Model based control design and integration of automotive cyber-physical systems
Shang, Di
:
2013-04-01
Abstract
Cyber-physical systems, such as automotive vehicles, are very challenging to design because of the tight interactions between physical dynamics, computational dynamics and communication networks. In addition, the evaluation of these systems in the early design stages is very crucial and challenging. Model-based design approaches have been applied in order to manage the complexities due to interactions. In this thesis, a study to demonstrate the systematic design, analysis and evaluation of an integrated automotive control system is presented. In detail, following the model based design method, a vehicle lane keeping controller is designed and implemented on a time triggered platform which is running on real time Linux.

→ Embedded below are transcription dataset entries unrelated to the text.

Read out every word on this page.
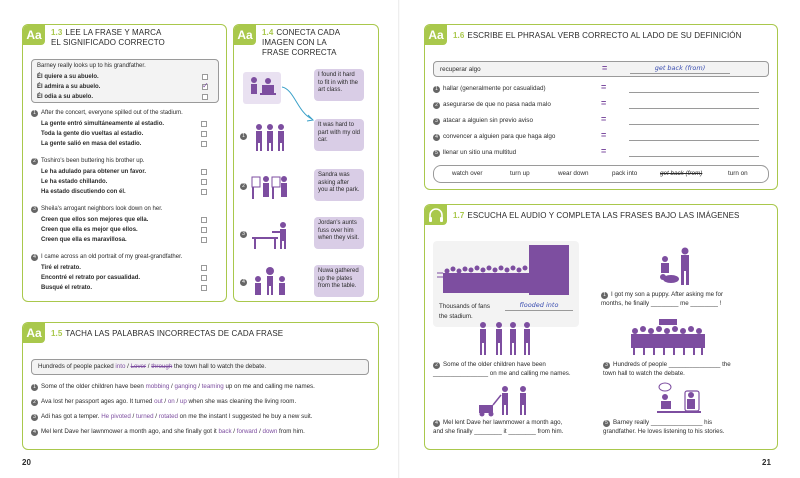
Aa	1.3 LEE LA FRASE Y MARCA
EL SIGNIFICADO CORRECTO
Barney really looks up to his grandfather.
Él quiere a su abuelo.
Él admira a su abuelo.
Él odia a su abuelo.
✓
1 After the concert, everyone spilled out of the stadium.
La gente entró simultáneamente al estadio.
Toda la gente dio vueltas al estadio.
La gente salió en masa del estadio.
2 Toshiro's been buttering his brother up.
Le ha adulado para obtener un favor.
Le ha estado chillando.
Ha estado discutiendo con él.
3 Sheila's arrogant neighbors look down on her.
Creen que ellos son mejores que ella.
Creen que ella es mejor que ellos.
Creen que ella es maravillosa.
4 I came across an old portrait of my great-grandfather.
Tiré el retrato.
Encontré el retrato por casualidad.
Busqué el retrato.
Aa	1.4 CONECTA CADA
IMAGEN CON LA
FRASE CORRECTA
I found it hard to fit in with the art class.
1
It was hard to part with my old car.
2
Sandra was asking after you at the park.
3
Jordan's aunts fuss over him when they visit.
4
Nuwa gathered up the plates from the table.
Aa	1.5 TACHA LAS PALABRAS INCORRECTAS DE CADA FRASE
Hundreds of people packed into / Lover / through the town hall to watch the debate.
1 Some of the older children have been mobbing / ganging / teaming up on me and calling me names.
2 Ava lost her passport ages ago. It turned out / on / up when she was cleaning the living room.
3 Adi has got a temper. He pivoted / turned / rotated on me the instant I suggested he buy a new suit.
4 Mel lent Dave her lawnmower a month ago, and she finally got it back / forward / down from him.
20
Aa	1.6 ESCRIBE EL PHRASAL VERB CORRECTO AL LADO DE SU DEFINICIÓN
recuperar algo	=	get back (from)
1 hallar (generalmente por casualidad)	=
2 asegurarse de que no pasa nada malo	=
3 atacar a alguien sin previo aviso	=
4 convencer a alguien para que haga algo	=
5 llenar un sitio una multitud	=
watch over	turn up	wear down	pack into	get back (from)	turn on
1.7 ESCUCHA EL AUDIO Y COMPLETA LAS FRASES BAJO LAS IMÁGENES
Thousands of fans	flooded into
the stadium.
1 I got my son a puppy. After asking me for
months, he finally ________ me ________ !
2 Some of the older children have been
________________ on me and calling me names.
3 Hundreds of people _______________ the
town hall to watch the debate.
4 Mel lent Dave her lawnmower a month ago,
and she finally ________ it ________ from him.
5 Barney really _______________ his
grandfather. He loves listening to his stories.
21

Then the control design is verified by both of Simulink simulation and hardware-in-the-loop simulation. After that, a vehicle integrated control system is built by the integration of two independently designed controllers, lane keeping controller (LKC) and adaptive cruise controller (ACC). During the integration, the interaction and conflict between different controllers are analyzed then a supervisor control is designed to coordinate LKC and ACC under the situation when there is a conflict. Simulink simulations are performed to proof the necessity of supervisor controller. Finally, the integrated system is deployed on a hardware-in-the-loop simulator for evaluation under realistic scenarios. By the HIL simulation result, the control effects introduced by the real time platform and communication network are also observed. The efficiency of the approach is also present experimental results that demonstrate.